The results of A/B tests show that our HG4SM outperforms the existing online DNN model in this platform on all of the business metrics. For example, HG4SM improves 5.7% and 0.5% of UV-values under both price sort and default sort. It indicates that 1) our HG4SM model has a low time complexity, which makes it easy to cooperate with other online serial models, and 2) HG4SM provides accurate relevance estimation between queries and items, so that it provides users efficient and intelligent search experiences.

Conclusion

In this paper, we studied the semantic relevance match problem in e-commerce search.
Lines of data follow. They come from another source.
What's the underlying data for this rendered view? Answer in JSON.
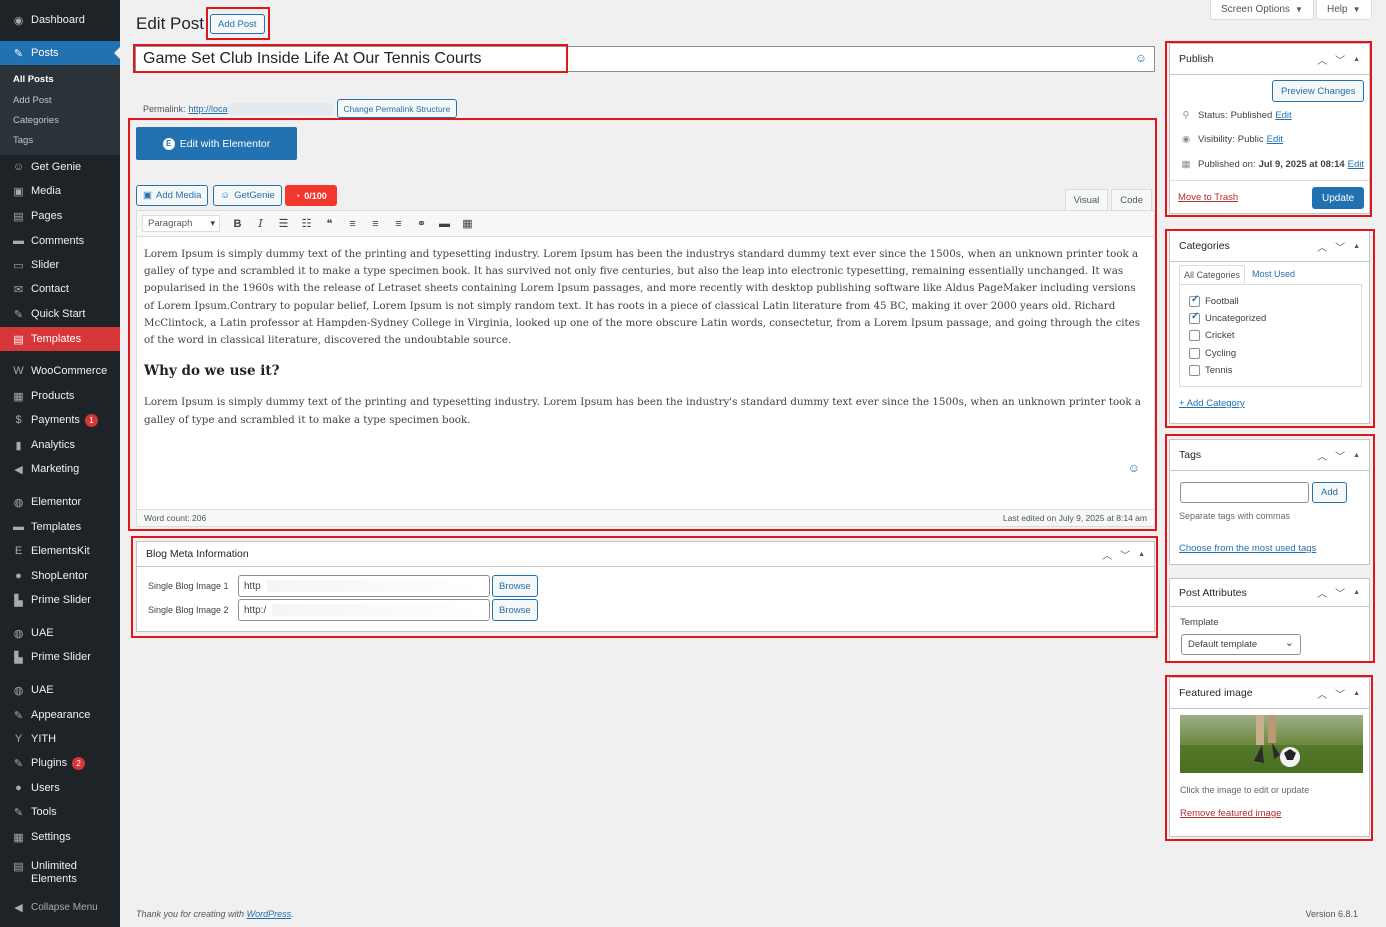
{
  "sidebar": {
    "items": [
      {
        "label": "Dashboard",
        "icon": "dashboard-icon",
        "glyph": "◉"
      },
      {
        "label": "Posts",
        "icon": "pin-icon",
        "glyph": "✎"
      },
      {
        "label": "Get Genie",
        "icon": "genie-icon",
        "glyph": "☺"
      },
      {
        "label": "Media",
        "icon": "media-icon",
        "glyph": "▣"
      },
      {
        "label": "Pages",
        "icon": "pages-icon",
        "glyph": "▤"
      },
      {
        "label": "Comments",
        "icon": "comments-icon",
        "glyph": "▬"
      },
      {
        "label": "Slider",
        "icon": "slider-icon",
        "glyph": "▭"
      },
      {
        "label": "Contact",
        "icon": "mail-icon",
        "glyph": "✉"
      },
      {
        "label": "Quick Start",
        "icon": "wrench-icon",
        "glyph": "✎"
      },
      {
        "label": "Templates",
        "icon": "templates-icon",
        "glyph": "▤"
      },
      {
        "label": "WooCommerce",
        "icon": "woo-icon",
        "glyph": "W"
      },
      {
        "label": "Products",
        "icon": "products-icon",
        "glyph": "▦"
      },
      {
        "label": "Payments",
        "icon": "payments-icon",
        "glyph": "$",
        "badge": "1"
      },
      {
        "label": "Analytics",
        "icon": "analytics-icon",
        "glyph": "▮"
      },
      {
        "label": "Marketing",
        "icon": "megaphone-icon",
        "glyph": "◀"
      },
      {
        "label": "Elementor",
        "icon": "elementor-icon",
        "glyph": "◍"
      },
      {
        "label": "Templates",
        "icon": "folder-icon",
        "glyph": "▬"
      },
      {
        "label": "ElementsKit",
        "icon": "elementskit-icon",
        "glyph": "Ε"
      },
      {
        "label": "ShopLentor",
        "icon": "shoplentor-icon",
        "glyph": "●"
      },
      {
        "label": "Prime Slider",
        "icon": "prime-slider-icon",
        "glyph": "▙"
      },
      {
        "label": "UAE",
        "icon": "uae-icon",
        "glyph": "◍"
      },
      {
        "label": "Prime Slider",
        "icon": "prime-slider-icon",
        "glyph": "▙"
      },
      {
        "label": "UAE",
        "icon": "uae-icon",
        "glyph": "◍"
      },
      {
        "label": "Appearance",
        "icon": "brush-icon",
        "glyph": "✎"
      },
      {
        "label": "YITH",
        "icon": "yith-icon",
        "glyph": "Y"
      },
      {
        "label": "Plugins",
        "icon": "plugins-icon",
        "glyph": "✎",
        "badge": "2"
      },
      {
        "label": "Users",
        "icon": "users-icon",
        "glyph": "●"
      },
      {
        "label": "Tools",
        "icon": "tools-icon",
        "glyph": "✎"
      },
      {
        "label": "Settings",
        "icon": "settings-icon",
        "glyph": "▦"
      }
    ],
    "unlimited_line1": "Unlimited",
    "unlimited_line2": "Elements",
    "collapse": "Collapse Menu",
    "sub_items": [
      "All Posts",
      "Add Post",
      "Categories",
      "Tags"
    ]
  },
  "top": {
    "screen_options": "Screen Options",
    "help": "Help",
    "page_title": "Edit Post",
    "add_post": "Add Post"
  },
  "post": {
    "title": "Game Set Club Inside Life At Our Tennis Courts",
    "permalink_label": "Permalink:",
    "permalink_url": "http://loca",
    "change_permalink": "Change Permalink Structure"
  },
  "editor": {
    "elementor_button": "Edit with Elementor",
    "add_media": "Add Media",
    "getgenie": "GetGenie",
    "score": "0/100",
    "tab_visual": "Visual",
    "tab_code": "Code",
    "format": "Paragraph",
    "paragraph1": "Lorem Ipsum is simply dummy text of the printing and typesetting industry. Lorem Ipsum has been the industrys standard dummy text ever since the 1500s, when an unknown printer took a galley of type and scrambled it to make a type specimen book. It has survived not only five centuries, but also the leap into electronic typesetting, remaining essentially unchanged. It was popularised in the 1960s with the release of Letraset sheets containing Lorem Ipsum passages, and more recently with desktop publishing software like Aldus PageMaker including versions of Lorem Ipsum.Contrary to popular belief, Lorem Ipsum is not simply random text. It has roots in a piece of classical Latin literature from 45 BC, making it over 2000 years old. Richard McClintock, a Latin professor at Hampden-Sydney College in Virginia, looked up one of the more obscure Latin words, consectetur, from a Lorem Ipsum passage, and going through the cites of the word in classical literature, discovered the undoubtable source.",
    "heading": "Why do we use it?",
    "paragraph2": "Lorem Ipsum is simply dummy text of the printing and typesetting industry. Lorem Ipsum has been the industry's standard dummy text ever since the 1500s, when an unknown printer took a galley of type and scrambled it to make a type specimen book.",
    "word_count": "Word count: 206",
    "last_edited": "Last edited on July 9, 2025 at 8:14 am"
  },
  "blog_meta": {
    "title": "Blog Meta Information",
    "label1": "Single Blog Image 1",
    "value1": "http",
    "label2": "Single Blog Image 2",
    "value2": "http:/",
    "browse": "Browse"
  },
  "publish": {
    "title": "Publish",
    "preview": "Preview Changes",
    "status_label": "Status:",
    "status_value": "Published",
    "visibility_label": "Visibility:",
    "visibility_value": "Public",
    "published_label": "Published on:",
    "published_value": "Jul 9, 2025 at 08:14",
    "edit": "Edit",
    "trash": "Move to Trash",
    "update": "Update"
  },
  "categories": {
    "title": "Categories",
    "tab_all": "All Categories",
    "tab_used": "Most Used",
    "items": [
      {
        "label": "Football",
        "checked": true
      },
      {
        "label": "Uncategorized",
        "checked": true
      },
      {
        "label": "Cricket",
        "checked": false
      },
      {
        "label": "Cycling",
        "checked": false
      },
      {
        "label": "Tennis",
        "checked": false
      }
    ],
    "add": "+ Add Category"
  },
  "tags": {
    "title": "Tags",
    "add": "Add",
    "hint": "Separate tags with commas",
    "choose": "Choose from the most used tags"
  },
  "post_attributes": {
    "title": "Post Attributes",
    "template_label": "Template",
    "template_value": "Default template"
  },
  "featured": {
    "title": "Featured image",
    "hint": "Click the image to edit or update",
    "remove": "Remove featured image"
  },
  "footer": {
    "thanks": "Thank you for creating with",
    "wordpress": "WordPress",
    "version": "Version 6.8.1"
  },
  "colors": {
    "sidebar": "#1d2327",
    "accent": "#2271b1",
    "highlight": "#d63638",
    "annotation": "#e0161e"
  }
}
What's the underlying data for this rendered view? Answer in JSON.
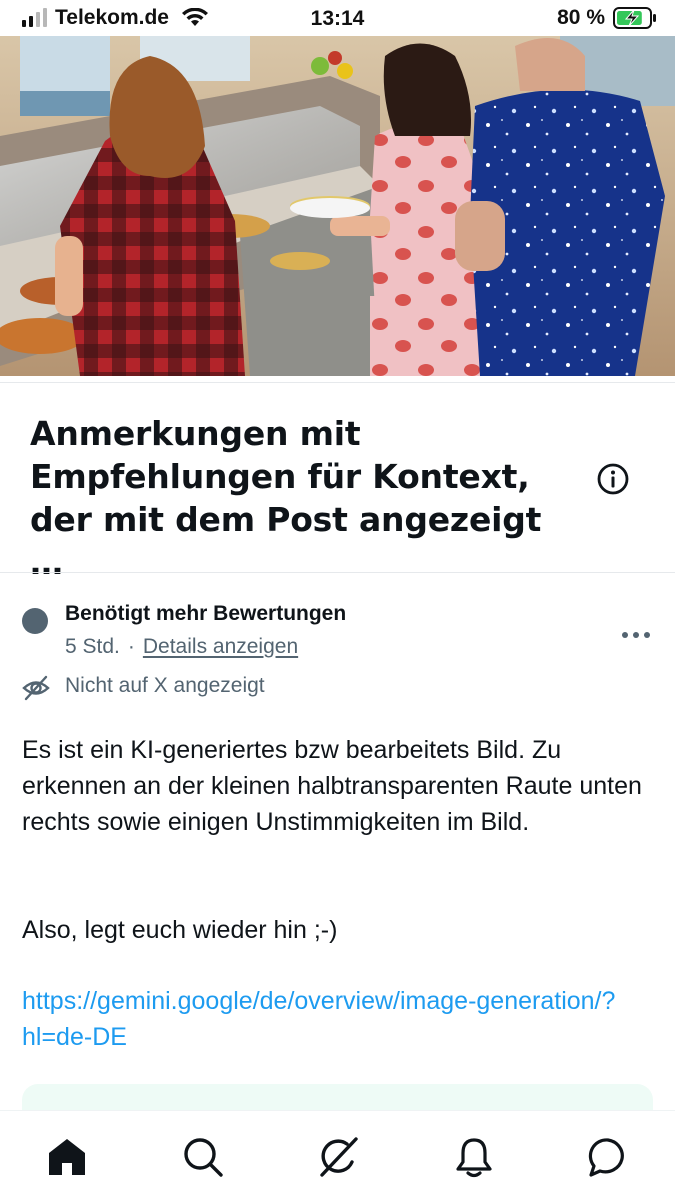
{
  "status_bar": {
    "carrier": "Telekom.de",
    "time": "13:14",
    "battery_percent": "80 %",
    "battery_level": 0.8,
    "signal_bars": 2
  },
  "post_image": {
    "description_icon": "photo"
  },
  "note": {
    "title": "Anmerkungen mit Empfehlungen für Kontext, der mit dem Post angezeigt …",
    "status": "Benötigt mehr Bewertungen",
    "age": "5 Std.",
    "separator": "·",
    "details_link": "Details anzeigen",
    "visibility": "Nicht auf X angezeigt",
    "body_paragraph_1": "Es ist ein KI-generiertes bzw bearbeitets Bild. Zu erkennen an der kleinen halbtransparenten Raute unten rechts sowie einigen Unstimmigkeiten im Bild.",
    "body_paragraph_2": "Also, legt euch wieder hin ;-)",
    "link": "https://gemini.google/de/overview/image-generation/?hl=de-DE"
  },
  "bottom_nav": {
    "items": [
      "home",
      "search",
      "grok",
      "notifications",
      "messages"
    ],
    "active": "home"
  },
  "colors": {
    "text_primary": "#0f1419",
    "text_secondary": "#536471",
    "link": "#1d9bf0",
    "status_dot": "#536471",
    "battery_green": "#34c759"
  }
}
In reference to the previous semantic match research using first-order relevance modeling, we proposed a novel idea to combine first-order and second-order relevance match. Based on this new idea, we employed a heterogeneous network embedding to exploit the potential context information in the “query-item” heterogeneous bipartite network. Compared to the current state-of-the-art methods, our novel HG4SM model showed a robust prediction performance. The ablation study verified that the addition of the second-order relevance modeling can significantly improve the performance of the method using the traditional first-order relevance alone. Finally, we applied HG4SM to our in-house e-commerce platform by deploying it to the online search system, which significantly improved the user’s search experience.